Posted on 11 décembre 2012

Malgré l’avènement du Montmartre du plaisir à proximité des quartiers et malgré son influence que l’on devine, ces trahisons conjugales et ces histoires de jeunes filles qui tournent mal, ces ménages, que les faits divers mettent en lumière, ne diffèrent guère de ceux que décrivait Zola*. ”Le bilan de ces quelques années où je ne séjournai à Paris que par intermittence: le petit Pingouin pendu, agenouillé, lié par le cou aux rambardes des bornes de la rue du Mont-Cenis. Citien criblé de coups de couteau, comme il déménageait du côté de Saint-Ouen. Victor, le fils de Frédé, tué au comptoir d’un coup de revolver dans la nuque, comme il se baissait pour chercher de la monnaie dans le tiroir. Wiegels, le jeune peintre allemand, pendu dans son atelier de la place Ravignan. Et le petit gosse qui se suicida une nuit, après s’être accroché à nous en désespéré. Mais nous ne comprenions pas son attitude et nous le laissâmes courir à son destin après une simple poignée de main. Et le blond que l’on appelait Pierrot, intelligent malfaiteur, qui aimait tant sa petite chienne blanche, fut tué à coups de couteau et de revolver aux environs de la rue du Poteau. Il avait gravé, quelque temps avant de mourir, son nom sur le vieux mur du cimetière Saint-Vincent. Le plâtre égratigné montrait la signature toute blanche parmi les lettres. Après le meurtre de Pierrot, son père, accompagné de la petite chienne blanche du mort, venait chaque jour toucher du doigt la signature de son fils. Lagneau qui était grand, fort et bête, fut également tué à coups de couteau. Voilà pour ceux qui moururent de mort violente entre 1903 et 1910 et dont la mort fut officiellement contrôlée”.

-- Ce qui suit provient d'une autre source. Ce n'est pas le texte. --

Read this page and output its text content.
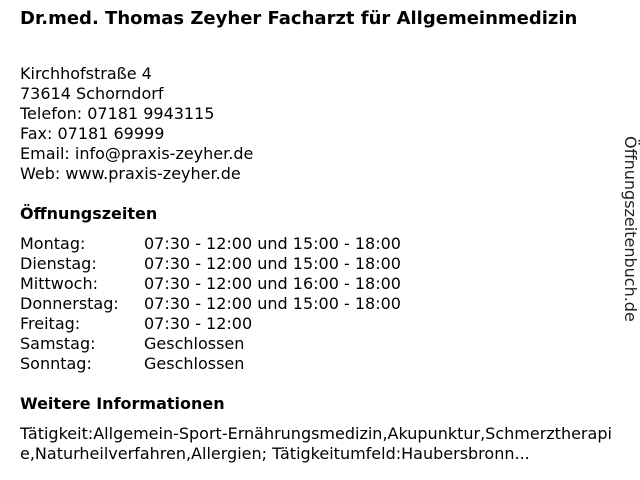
Dr.med. Thomas Zeyher Facharzt für Allgemeinmedizin
Kirchhofstraße 4
73614 Schorndorf
Telefon: 07181 9943115
Fax: 07181 69999
Email: info@praxis-zeyher.de
Web: www.praxis-zeyher.de
Öffnungszeiten
Montag:	07:30 - 12:00 und 15:00 - 18:00
Dienstag:	07:30 - 12:00 und 15:00 - 18:00
Mittwoch:	07:30 - 12:00 und 16:00 - 18:00
Donnerstag:	07:30 - 12:00 und 15:00 - 18:00
Freitag:	07:30 - 12:00
Samstag:	Geschlossen
Sonntag:	Geschlossen
Weitere Informationen
Tätigkeit:Allgemein-Sport-Ernährungsmedizin,Akupunktur,Schmerztherapie,Naturheilverfahren,Allergien; Tätigkeitumfeld:Haubersbronn...
Öffnungszeitenbuch.de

Les jeunes voyous parisiens, venus des environs ou de lointains quartiers, peuplent indifféremment les pages des journaux qui relatent les faits divers de Montmartre et les pages de Mac Orlan, de Carco et de Salmon. Et lorsqu’ils prennent la parole ces mauvais garçons et mauvaises filles, évoquent leurs rêves d’aventure. Ces rêves font aussi partie du plaisir de Montmartre et d’autant plus que les grands collectionneurs de ces émotions fortes sont de plus en plus nombreux dans les parages: les coloniaux, les légionnaires et les bagnards.

Aux métiers de force du coin (la conquête des belles, des souteneurs, de videur de bals et de cabarets, de gardes du corps de personnages politiques, de déménageurs de meubles ou de coffres-forts), dans le paysage nocturne de Montmartre, les aventuriers de hasard ont l’honneur de se mêler à eux, de prendre un verre ou d’échanger leurs filles. Certains d’entre eux ont pris des “figures héroïques“.

*Pierre Mac Orlan, Villes: Montmartre, page45, Gallimard, Paris, 1966.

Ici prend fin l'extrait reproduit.